Юзеф рассмеялся, а Критик от злости закусил губу — он был очень чувствителен к аморальным высказываниям молодежи, особенно детей.
— Отсюда следует, — продолжал Юзек таким тоном, как будто он выступал на собрании классного комитета, — что кто-то помогал немцам разыскивать евреев.
— Прекратим этот бессмысленный разговор, — разнервничался Критик, — поскольку он ни к чему не приведет, — и собрался было уйти.
— Уймите свой пыл, коллега, — сказал Юзеф и остановил Критика. — А ты, Юзек, слушай и не перебивай. Так вот, как я уже говорил, товарищ Секретарь включил меня в эту комиссию, а коллегу Критика — в другую, которая работает под председательством майора Мазуркевича. Задача его комиссии — выявить сионистов, которые вредят нашей партии.

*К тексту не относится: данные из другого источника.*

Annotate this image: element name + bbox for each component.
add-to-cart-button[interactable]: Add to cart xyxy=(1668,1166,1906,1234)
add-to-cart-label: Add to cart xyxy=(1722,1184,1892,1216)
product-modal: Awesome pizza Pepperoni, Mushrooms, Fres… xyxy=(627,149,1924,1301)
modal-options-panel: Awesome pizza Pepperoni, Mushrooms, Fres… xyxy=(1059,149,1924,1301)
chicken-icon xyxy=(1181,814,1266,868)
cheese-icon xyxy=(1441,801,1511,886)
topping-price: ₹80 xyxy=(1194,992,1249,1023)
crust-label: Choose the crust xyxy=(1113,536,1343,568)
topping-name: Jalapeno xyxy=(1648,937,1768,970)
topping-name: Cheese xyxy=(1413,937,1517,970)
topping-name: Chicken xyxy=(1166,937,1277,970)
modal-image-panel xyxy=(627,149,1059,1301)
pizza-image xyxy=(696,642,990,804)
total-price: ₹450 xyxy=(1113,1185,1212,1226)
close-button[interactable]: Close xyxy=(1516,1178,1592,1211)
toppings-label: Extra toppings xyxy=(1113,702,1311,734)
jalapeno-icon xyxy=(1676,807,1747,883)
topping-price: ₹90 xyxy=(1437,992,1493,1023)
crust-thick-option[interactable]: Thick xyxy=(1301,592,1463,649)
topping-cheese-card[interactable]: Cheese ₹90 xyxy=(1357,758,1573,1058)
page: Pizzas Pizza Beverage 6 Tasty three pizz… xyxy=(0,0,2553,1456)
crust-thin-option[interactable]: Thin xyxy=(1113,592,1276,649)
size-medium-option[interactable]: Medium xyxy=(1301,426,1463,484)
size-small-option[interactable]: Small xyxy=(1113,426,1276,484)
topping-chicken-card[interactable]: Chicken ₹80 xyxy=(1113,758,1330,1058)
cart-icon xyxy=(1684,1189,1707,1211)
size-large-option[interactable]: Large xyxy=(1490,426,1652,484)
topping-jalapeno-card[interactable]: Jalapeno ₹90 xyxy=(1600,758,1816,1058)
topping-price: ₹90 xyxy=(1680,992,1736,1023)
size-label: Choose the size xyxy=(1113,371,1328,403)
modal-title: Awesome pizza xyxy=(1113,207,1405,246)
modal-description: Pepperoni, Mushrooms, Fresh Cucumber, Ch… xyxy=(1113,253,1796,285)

Задача его комиссии — выявить сионистов, которые вредят нашей партии.
— Не так быстро, — прервал его Юзек, — а то я перестаю соображать. Объясни мне, пожалуйста, как это сионисты могут вредить партии. Помнишь, Рабинович — тот, что отвез нас на своем «фиате» в санаторий, — рассказывал, что сионисты — это патриоты, а партия ведь тоже…
— Твой Рабинович, — бросил Критик, — это чуждый нам элемент.
— Пожалуйста, не перебивайте, коллега, — сказал Юзеф и обратился к Юзеку. — Видишь ли, сионисты — это патриоты своей страны, а не нашей. Понял?
— Не очень, — ответил Юзек. — Ведь если они патриоты своей страны, а мы — своей, то мы должны дружить, а не враждовать друг с другом. Они же нам войны не объявляли, а вели ее только против арабов.
— Но мы-то, — заорал Критик, — на стороне арабских народов, а не на стороне агрессора. Тоже мне, умник нашелся!
— Теперь все понял, — сказал Юзек. — Только я не за арабов, и Юзеф, по-видимому, тоже не за них.
— Если так, — продолжал орать Критик, — то ты против нас!
— А вот и нет, — спокойно говорил Юзек, что выводило Критика из терпения. — Вот вам простой пример. Наш класс разделился на два лагеря: один болеет за «Погонь», а другой — за «Рух». Я — за «Погонь», что совсем не значит, что я враг Антеку, который болеет за «Рух». А Гольдберг — так тот вообще болеет за «Хасмонею», хотя она не вошла даже в высшую лигу. Ясное дело, что мы иногда между собой и ругаемся немножко, но при этом все вместе состоим в классном комитете, вместе принимаем решения и класс нас слушается. А разве вы, взрослые, не можете так же поступать в этой вашей партии?